HONG KONG (Nikkei Markets) -- PetroChina signaled on Thursday that it was still in a wait-and-watch mode with regards to its targeted capital expenditure and production goals for 2020 following the historic plunge in oil prices that have begun to hurt its financial performance.
Chief Financial Officer Chai Shouping said on a conference call that the Chinese energy giant is currently in the middle of compiling a capex plan that is "dynamic to the change in oil prices," and that the overarching objective is to "make ends meet" while realizing positive free cash flows.
PetroChina will strive to improve its return on capital from around the 4.7% level it saw in 2019, he said.
The state-controlled company's board had previously given the green light to a capex of 295 billion yuan ($41.5 billion) for 2020. PetroChina's capex rose 15.9% to 296.8 billion yuan 2019.
Capex at Chinese energy companies is closely observed as the country is striving for energy security, against the backdrop of the Sino-American trade war as well as volatile geopolitical conditions in some of the world's biggest energy producing regions.
Vice President Li Luguang said that PetroChina's energy production business was taking the biggest hit with international oil prices "falling off a cliff," and that the company aims to balance its production capacity and efficiency with the country's short- and long-term interests.
PetroChina, an integrated energy company that also has a presence in refining, fuel marketing and gas distribution, produced 909.3 million barrels of oil last year, an increase of 2.1% over the level in 2018, while its output of marketable natural gas increased 8.3% to 3,908 billion cubic feet.
It had prospecting and mineral rights over a total area of 288 million acres at the end of 2019.
Global crude oil prices that were already in a downtrend plummeted more than 24% on Mar. 9 as Saudi Arabia began offering steep discounts and signaled plans to boost production after failing to reach an agreement with Russia to cut output.
Demand for oil has also been affected this year by the new coronavirus pandemic, which is widely expected to drag the global economy into a recession.
Brent crude oil futures were down 1.4% at $27 a barrel on Thursday, compared with their price of more than $61 a barrel at the end of 2019.
The tumble has led analysts to slash the price targets of PetroChina and other oil producers. Those at Daiwa earlier this month cut PetroChina's earnings estimates for 2020 and 2021 by up to 45%.
PetroChina's Chai and Li were on Thursday speaking on a call after the company reported a 13.9% fall in 2019 net profit to 45.68 billion yuan ($6.44 billion). Its operating income increased 6% to 2.52 trillion yuan.
PetroChina said in its earnings statement that the decline in oil prices since the beginning of March has adversely affected its sales revenue and profits, and that the group strives to maintain "stable and healthy development of production and operations."

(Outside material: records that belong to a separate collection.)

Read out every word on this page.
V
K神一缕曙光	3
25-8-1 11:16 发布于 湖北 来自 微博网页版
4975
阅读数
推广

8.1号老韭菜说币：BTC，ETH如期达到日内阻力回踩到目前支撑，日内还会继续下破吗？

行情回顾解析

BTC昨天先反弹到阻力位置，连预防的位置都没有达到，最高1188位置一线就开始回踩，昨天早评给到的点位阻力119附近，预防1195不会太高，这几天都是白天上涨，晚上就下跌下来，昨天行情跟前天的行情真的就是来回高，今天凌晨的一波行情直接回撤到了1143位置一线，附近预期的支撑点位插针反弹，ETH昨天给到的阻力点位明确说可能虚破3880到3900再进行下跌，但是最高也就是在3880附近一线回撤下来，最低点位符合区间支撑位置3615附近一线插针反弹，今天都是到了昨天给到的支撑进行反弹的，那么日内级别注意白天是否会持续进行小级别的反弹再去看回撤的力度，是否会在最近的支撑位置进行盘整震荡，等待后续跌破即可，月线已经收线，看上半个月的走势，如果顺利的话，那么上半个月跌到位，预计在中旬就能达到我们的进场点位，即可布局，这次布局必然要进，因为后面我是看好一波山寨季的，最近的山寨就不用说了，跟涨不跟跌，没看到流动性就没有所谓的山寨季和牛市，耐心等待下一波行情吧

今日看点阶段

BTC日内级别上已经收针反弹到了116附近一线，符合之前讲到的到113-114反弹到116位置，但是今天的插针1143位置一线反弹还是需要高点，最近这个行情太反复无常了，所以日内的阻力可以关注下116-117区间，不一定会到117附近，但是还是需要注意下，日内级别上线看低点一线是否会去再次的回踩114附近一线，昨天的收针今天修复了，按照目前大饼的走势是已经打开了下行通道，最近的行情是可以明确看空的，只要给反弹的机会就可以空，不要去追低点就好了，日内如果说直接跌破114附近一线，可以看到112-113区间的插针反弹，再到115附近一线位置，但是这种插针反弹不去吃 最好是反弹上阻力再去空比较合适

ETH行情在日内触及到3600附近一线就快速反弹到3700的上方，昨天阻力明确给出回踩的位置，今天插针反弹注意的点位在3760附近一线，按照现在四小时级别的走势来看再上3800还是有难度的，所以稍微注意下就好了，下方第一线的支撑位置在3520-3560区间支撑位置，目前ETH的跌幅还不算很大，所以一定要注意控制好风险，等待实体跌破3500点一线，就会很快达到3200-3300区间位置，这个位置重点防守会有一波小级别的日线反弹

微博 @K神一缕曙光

Meanwhile, PetroChina also said the impending transfer of certain pipeline assets by the company into China Oil & Gas Pipeline Network Corp., or PipeChina, "may leave some impact on the development of the natural gas and pipeline business, and the operating results of the group."
The asset injection, however, won't affect its business continuity or management stability, it said.
China had last year established PipeChina as a national company into which pipeline assets of various state-owned companies are expected to be merged.
The plan is intended to eventually help improve the nationwide network of pipelines and benefit private distributors that currently don't own or have access to adequate infrastructure, nor the financial muscle to build their own assets. PipeChina is eventually expected to be listed on the stock exchanges.
Daiwa analysts had in their report earlier this month estimated that PetroChina's spin-off of its pipelines could be valued at 370 billion yuan, or 1.2 times their value on the company's books.
CFO Chai on Thursday described PetroChina's pipeline business as a "pillar" of profitability in its natural gas and pipelines business division, bringing in 36.5 billion yuan in operating profits last year. He said further details on the asset injection into PipeChina would be made in due course.
Shares of PetroChina fell 2.3% in Hong Kong before the results were announced, taking their losses so far in 2020 to 34.3%. The city's benchmark Hang Seng Index slipped 0.7% on Thursday, taking year-to-date losses to 17.2%.